Tak ayal, hal ini menimbulkan keingintahuan khalayak terhadap sosok mendiang Hj Juwairiyah binti H Sulaiman, istri Guru Sekumpul yang wafat Senin (2/8) kemarin.
Namun, demi menjaga marwah mendiang Hj Juwairiyah, yang diketahui memang tidak suka tampil di depan publik, keluarga dalam hal ini melalui pihak Mushala Arraudah Sekumpul menyampaikan dua imbauan penting, terutama kepada para muhibbin Abah Guru Sekumpul.
Pertama, dilarang memasang foto ataupun video almarhumah istri Abag Guru di media sosial manapun, karena almarhumah sangat menyembunyikan dri dari yang bukan mahrom, dan Abah Guru pun semasa hidup tidak pernah menampaikan (menunjukkan) istri beliau ke depan khalayak umum.
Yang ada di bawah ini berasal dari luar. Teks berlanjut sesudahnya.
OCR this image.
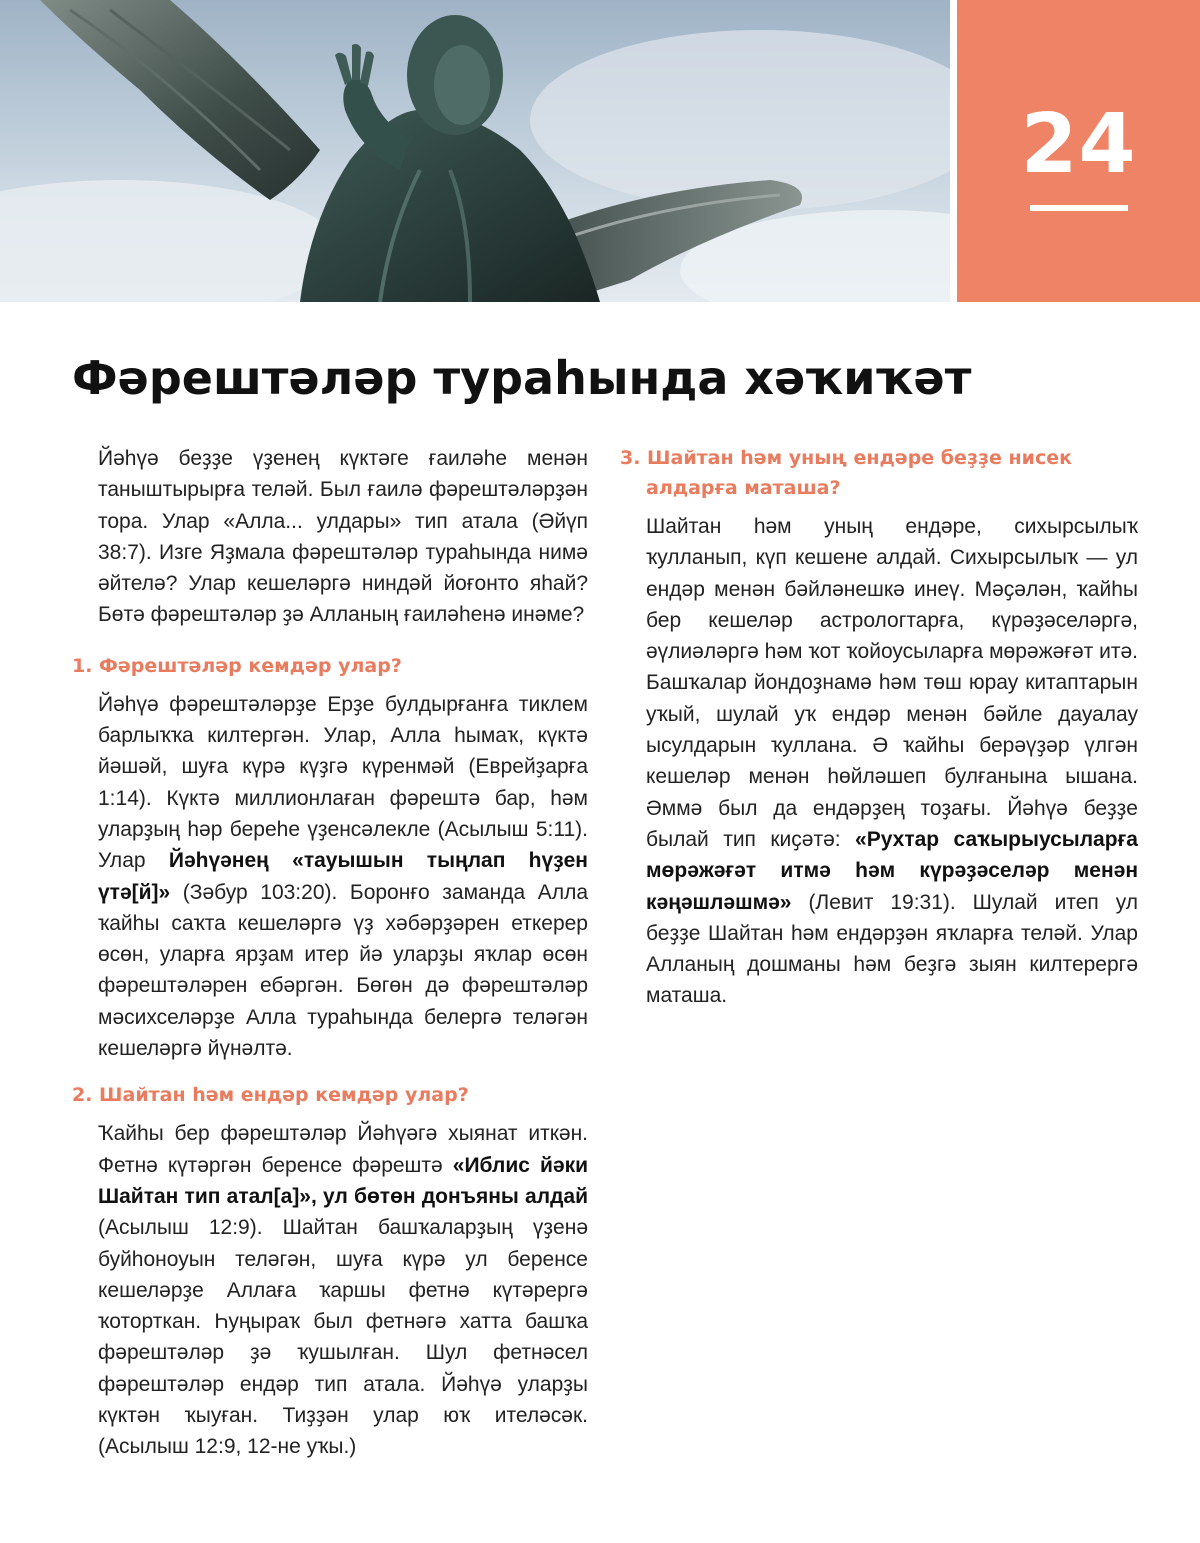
24
Фәрештәләр тураһында хәҡиҡәт

Йәһүә беҙҙе үҙенең күктәге ғаиләһе менән таныштырырға теләй. Был ғаилә фәрештәләрҙән тора. Улар «Алла... улдары» тип атала (Әйүп 38:7). Изге Яҙмала фәрештәләр тураһында нимә әйтелә? Улар кешеләргә ниндәй йоғонто яһай? Бөтә фәрештәләр ҙә Алланың ғаиләһенә инәме?

1. Фәрештәләр кемдәр улар?

Йәһүә фәрештәләрҙе Ерҙе булдырғанға тиклем барлыҡҡа килтергән. Улар, Алла һымаҡ, күктә йәшәй, шуға күрә күҙгә күренмәй (Еврейҙарға 1:14). Күктә миллионлаған фәрештә бар, һәм уларҙың һәр береһе үҙенсәлекле (Асылыш 5:11). Улар Йәһүәнең «тауышын тыңлап һүҙен үтә[й]» (Зәбур 103:20). Боронғо заманда Алла ҡайһы саҡта кешеләргә үҙ хәбәрҙәрен еткерер өсөн, уларға ярҙам итер йә уларҙы яҡлар өсөн фәрештәләрен ебәргән. Бөгөн дә фәрештәләр мәсихселәрҙе Алла тураһында белергә теләгән кешеләргә йүнәлтә.

2. Шайтан һәм ендәр кемдәр улар?

Ҡайһы бер фәрештәләр Йәһүәгә хыянат иткән. Фетнә күтәргән беренсе фәрештә «Иблис йәки Шайтан тип атал[а]», ул бөтөн донъяны алдай (Асылыш 12:9). Шайтан башҡаларҙың үҙенә буйһоноуын теләгән, шуға күрә ул беренсе кешеләрҙе Аллаға ҡаршы фетнә күтәрергә ҡоторткан. Һуңыраҡ был фетнәгә хатта башҡа фәрештәләр ҙә ҡушылған. Шул фетнәсел фәрештәләр ендәр тип атала. Йәһүә уларҙы күктән ҡыуған. Тиҙҙән улар юҡ ителәсәк. (Асылыш 12:9, 12-не уҡы.)

3. Шайтан һәм уның ендәре беҙҙе нисек алдарға маташа?

Шайтан һәм уның ендәре, сихырсылыҡ ҡулланып, күп кешене алдай. Сихырсылыҡ — ул ендәр менән бәйләнешкә инеү. Мәҫәлән, ҡайһы бер кешеләр астрологтарға, күрәҙәселәргә, әүлиәләргә һәм ҡот ҡойоусыларға мөрәжәғәт итә. Башҡалар йондоҙнамә һәм төш юрау китаптарын уҡый, шулай уҡ ендәр менән бәйле дауалау ысулдарын ҡуллана. Ә ҡайһы берәүҙәр үлгән кешеләр менән һөйләшеп булғанына ышана. Әммә был да ендәрҙең тоҙағы. Йәһүә беҙҙе былай тип киҫәтә: «Рухтар саҡырыусыларға мөрәжәғәт итмә һәм күрәҙәселәр менән кәңәшләшмә» (Левит 19:31). Шулай итеп ул беҙҙе Шайтан һәм ендәрҙән яҡларға теләй. Улар Алланың дошманы һәм беҙгә зыян килтерергә маташа.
Kedua, kirimi doa dan tahlil cukup dari rumah saja, tidak perlu datang ke Kompleks Sekumpul, karena kondisi lagi pandemi dan masa pemberlakuan PPKM di Kabupaten Banjar sebagai ikhtiar menekan penyebaran Covid-19 agar cepat selesai dari banua ini sehingga nantinya bisa kembali melaksanakan haulan.
Pihak Mushala Arraudhah juga mengimbau untuk kegiatan atau aktivitas di dalam regol sebaiknya tidak usah dishare (dibagikan) di grup, diposting di sosial media, apalagi live streaming.
Dalam konsisi pandemi saat ini, kegiatan kerumuman adalah hal yang dilarang dan jangan sampai beredarnya video justru menimbulkan fitnah dari orang luar.